One company that’s falling down on the job of using negative sentiments to improve its service is Capital Bikeshare in Washington DC. Subscribers to Capital Bikeshare’s service have access to 1,100 bicycles at 110 stations throughout the city. They pay an annual fee and can check out a bike for 30 minutes at a time – usually for short trips and errands around the city. If they keep the bike for longer, they pay a nominal fee.
Realtime #fail share
Bikeshare is a great idea – in fact, I’m a subscriber. But the service is plagued with negative sentiments from dissatisfied subscribers broadcasting their frustrations via twitter and other mobile applications. A survey of a few real-time search engines yielded the following negative sentiments:
- Short supply of bikes at popular docking stations
- Subscribers lucky enough to get a bike for their morning commutes can’t find a docking station when they arrive at their destinations in the busy business district
- Subscribers unable to find a dock must pay to wait for one to open up (and bear the inconvenience of being late for appointments etc.)
Realtime #fail saves
It appears Capital Bikeshare has a social media strategy focused on promotion; the company uses Facebook and twitter to tout the service daily, and in April they joined LivingSocial to offer a generous discount on subscription which netted over 8,000 subscribers for their 1,100 bikeshare service. But a social media strategy that ignores real-time negative sentiments could ruin their brand.
Here are three ways Capital Bikeshare (CB) can use real-time technology to improve their business.
1. Real-time technology for customer service. Acknowledge and reply to customer complaints via twitter. Many tweets at the company complaining about empty docks and other issues go unanswered. Tweeting solutions and info about alternative docking stations is something the company should commit to especially in the mornings when subscribers use the service to get to work.
2. Real-time technology to anticipate service lapse. There are mobile applications that give users real-time information about bike and dock availability. Even so, load balancing is still a problem the company has not been able to solve. Investing in GPS tracking via mobile phones, bikes or fobs could help the company with load balancing – i.e. ensuring that enough bikes and empty docks are available where users need them.
3. Real-time info billboards – a partnership in the making? It’s difficult for riders to stop to check their mobile phones for information on available docs while riding.
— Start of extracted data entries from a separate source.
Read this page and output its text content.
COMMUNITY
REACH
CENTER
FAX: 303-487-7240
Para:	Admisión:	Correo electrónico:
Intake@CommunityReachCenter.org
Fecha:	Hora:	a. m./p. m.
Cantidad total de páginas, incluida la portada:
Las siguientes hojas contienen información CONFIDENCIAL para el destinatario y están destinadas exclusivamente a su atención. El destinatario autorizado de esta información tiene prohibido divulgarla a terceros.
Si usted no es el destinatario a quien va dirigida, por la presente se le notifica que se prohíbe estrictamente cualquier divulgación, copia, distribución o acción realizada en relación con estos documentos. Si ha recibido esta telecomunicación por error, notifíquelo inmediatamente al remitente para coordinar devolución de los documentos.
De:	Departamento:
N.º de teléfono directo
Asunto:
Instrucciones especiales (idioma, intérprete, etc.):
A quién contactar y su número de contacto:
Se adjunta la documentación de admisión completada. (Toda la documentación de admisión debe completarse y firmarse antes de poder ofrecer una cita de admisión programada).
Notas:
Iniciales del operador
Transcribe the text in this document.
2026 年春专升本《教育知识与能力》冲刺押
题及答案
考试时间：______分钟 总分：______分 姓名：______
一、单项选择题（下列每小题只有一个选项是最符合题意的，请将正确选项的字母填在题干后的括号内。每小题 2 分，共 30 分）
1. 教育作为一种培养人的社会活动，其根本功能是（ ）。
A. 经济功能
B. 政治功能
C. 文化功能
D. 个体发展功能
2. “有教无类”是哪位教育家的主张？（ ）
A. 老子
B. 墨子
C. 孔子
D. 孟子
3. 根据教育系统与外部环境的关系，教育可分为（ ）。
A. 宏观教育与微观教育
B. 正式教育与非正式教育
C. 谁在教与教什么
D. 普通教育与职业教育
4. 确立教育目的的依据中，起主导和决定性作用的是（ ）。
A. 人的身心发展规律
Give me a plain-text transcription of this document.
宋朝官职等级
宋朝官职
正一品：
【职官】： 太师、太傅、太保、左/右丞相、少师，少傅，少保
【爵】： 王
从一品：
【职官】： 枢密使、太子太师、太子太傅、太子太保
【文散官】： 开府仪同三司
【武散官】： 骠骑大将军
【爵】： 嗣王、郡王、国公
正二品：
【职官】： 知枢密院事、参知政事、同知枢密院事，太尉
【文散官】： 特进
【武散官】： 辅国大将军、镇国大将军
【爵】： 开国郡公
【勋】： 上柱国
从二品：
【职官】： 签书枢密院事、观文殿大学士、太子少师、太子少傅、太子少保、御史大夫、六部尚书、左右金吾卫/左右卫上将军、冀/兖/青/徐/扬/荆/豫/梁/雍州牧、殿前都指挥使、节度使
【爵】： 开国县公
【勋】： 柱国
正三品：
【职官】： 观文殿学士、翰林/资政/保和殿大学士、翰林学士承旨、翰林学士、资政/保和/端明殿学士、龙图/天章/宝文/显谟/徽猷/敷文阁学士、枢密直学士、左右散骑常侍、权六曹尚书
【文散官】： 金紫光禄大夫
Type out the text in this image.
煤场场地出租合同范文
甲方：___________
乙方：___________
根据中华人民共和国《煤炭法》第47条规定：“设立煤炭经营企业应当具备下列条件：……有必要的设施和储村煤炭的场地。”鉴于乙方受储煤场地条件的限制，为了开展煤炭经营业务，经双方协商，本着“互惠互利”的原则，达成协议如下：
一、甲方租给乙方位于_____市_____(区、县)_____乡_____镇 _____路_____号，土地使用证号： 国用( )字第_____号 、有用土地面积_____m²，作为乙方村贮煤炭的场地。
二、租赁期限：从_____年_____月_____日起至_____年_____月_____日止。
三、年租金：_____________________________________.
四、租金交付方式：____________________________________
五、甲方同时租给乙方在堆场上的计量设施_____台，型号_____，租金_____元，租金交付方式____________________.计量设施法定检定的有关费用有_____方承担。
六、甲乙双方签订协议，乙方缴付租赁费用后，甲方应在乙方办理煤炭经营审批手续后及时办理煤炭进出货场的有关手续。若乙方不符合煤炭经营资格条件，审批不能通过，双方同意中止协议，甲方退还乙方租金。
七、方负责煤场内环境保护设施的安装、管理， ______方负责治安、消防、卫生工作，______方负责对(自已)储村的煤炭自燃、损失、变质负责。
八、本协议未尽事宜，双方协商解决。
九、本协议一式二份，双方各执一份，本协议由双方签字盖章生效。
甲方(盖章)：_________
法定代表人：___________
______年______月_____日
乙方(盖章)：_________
Will some innovative entrepreneur partner with CB to provide info billboards (or bike widgets) that re-directs bikers to empty docs before they spend 20 minutes biking around chasing empty docks?
Thanks to technology, businesses and organizations function in a real-time information environment. Feedback on your brand’s reach, influence and performance is broadcast across the globe 24-hours a day in an endless news cycle fueled by social media. Remaining competitive means using real-time technology to do more than promote your wares, cause or services. Negative sentiments should be a guide to service improvement for Capital Bikeshare and others.